At noon, Philip finds Rachel instructing Tamlyn about placement of the plants and shrubs she and Ambrose had collected. More are set to arrive, and she may be gone by that time. She promises to send a remedy for Mrs. Tamlyn's sore throat, and Tamlyn praises Rachel's gardening knowledge.

Philip sits down to lunch while Rachel changes clothes for riding. Philip is grateful she does not require waiting on or special treatment, but he is somewhat irritated because his attempts at sarcasm amuse rather than offend her.

As they tour the estate, Philip quizzes Rachel on the names of the fields and the tenant families—she knows them perfectly to Philip's amazement. She reflects on designing her first garden at the villa when she was unhappily married to her first husband. She wonders what Philip would think of it, and he realizes she doesn't know he was there. He kicks himself for being a coward and not telling her last night or even now, but as the opportunity passes, he vows to tell her after dinner. When Rachel asks what is bothering him, he asks what Nick's letter said, and her reply does not include Philip's visit to Italy. Finally, he says he learned of Ambrose's death in Florence from her servants. Her response is a long searching look filled with "both compassion and reproach."

Analysis

Aside from the unintended consequence of annoying Philip, the servants calling Rachel "the mistress," signifies a title meant for the owner of the property. They would have used the title if she and Ambrose had come to live on the estate or if she had inherited the estate from him, which the servants know she did not. This slip of the tongue foreshadows Rachel's becoming owner of the estate or Philip's hope she will become his wife. This possibility might not yet be on any character's mind, but readers may recall the opening chapter and react to the phrase as a hint of the future.

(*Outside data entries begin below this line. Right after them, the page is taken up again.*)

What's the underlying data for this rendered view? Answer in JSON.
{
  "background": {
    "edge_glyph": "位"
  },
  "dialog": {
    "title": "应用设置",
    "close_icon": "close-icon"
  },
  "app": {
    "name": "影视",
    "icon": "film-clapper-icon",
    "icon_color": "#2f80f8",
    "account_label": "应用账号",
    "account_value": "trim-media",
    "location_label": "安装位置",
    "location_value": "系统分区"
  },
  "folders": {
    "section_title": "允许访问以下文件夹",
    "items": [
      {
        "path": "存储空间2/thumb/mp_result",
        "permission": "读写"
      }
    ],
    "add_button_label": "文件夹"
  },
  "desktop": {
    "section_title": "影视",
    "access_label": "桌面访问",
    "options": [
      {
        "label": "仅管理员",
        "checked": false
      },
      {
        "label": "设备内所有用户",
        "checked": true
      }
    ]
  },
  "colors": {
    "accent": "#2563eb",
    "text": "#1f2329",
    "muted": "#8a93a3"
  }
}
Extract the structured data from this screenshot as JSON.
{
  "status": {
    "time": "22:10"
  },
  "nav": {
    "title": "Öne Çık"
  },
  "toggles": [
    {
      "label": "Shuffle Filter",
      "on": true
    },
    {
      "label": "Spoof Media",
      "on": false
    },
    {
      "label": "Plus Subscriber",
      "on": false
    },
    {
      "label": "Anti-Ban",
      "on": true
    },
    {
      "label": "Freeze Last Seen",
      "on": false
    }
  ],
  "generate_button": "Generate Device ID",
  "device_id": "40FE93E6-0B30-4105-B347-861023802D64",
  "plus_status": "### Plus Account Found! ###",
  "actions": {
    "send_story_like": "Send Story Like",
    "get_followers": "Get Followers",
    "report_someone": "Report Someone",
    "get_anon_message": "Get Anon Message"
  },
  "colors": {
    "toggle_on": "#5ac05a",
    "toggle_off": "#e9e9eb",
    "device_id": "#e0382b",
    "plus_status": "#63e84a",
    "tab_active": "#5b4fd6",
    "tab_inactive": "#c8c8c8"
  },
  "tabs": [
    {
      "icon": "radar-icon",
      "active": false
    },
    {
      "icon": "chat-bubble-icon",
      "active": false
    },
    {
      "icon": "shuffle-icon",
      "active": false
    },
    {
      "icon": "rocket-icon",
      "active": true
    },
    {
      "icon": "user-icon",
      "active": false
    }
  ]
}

When Tamlyn mentions Rachel's extensive gardening knowledge and specifically the herbal remedies she makes herself, the author is laying the groundwork for Rachel's ability to poison someone. The author has not yet mentioned poison directly, but readers may share the suspicion long before Chapter 18 in which Ambrose's lost letter appears and reveals his suspicions: "Are they trying to poison me?"

Philip's expectation of his own behavior is vastly different from the reality of it. His attempts at cutting remarks are construed as witty banter. He notices himself relaxing because Rachel does not require special treatment, no turning the household upside down as he feared. When he realizes Rachel does not know he has already been to her home in Florence when she was not there, Philip, in a major turnaround, feels awkward about telling her. This emotion is a major change of heart from his initial intention to snub her and treat her poorly. In fact, he finds he does not want to upset Rachel, who would "wonder why I had said nothing of it sooner." He is not ready to initiate the long-awaited conversation about how Ambrose died—or is Philip beginning to doubt his convictions? Either way, instead of rushing to confront, Philip actively seeks to avoid discord.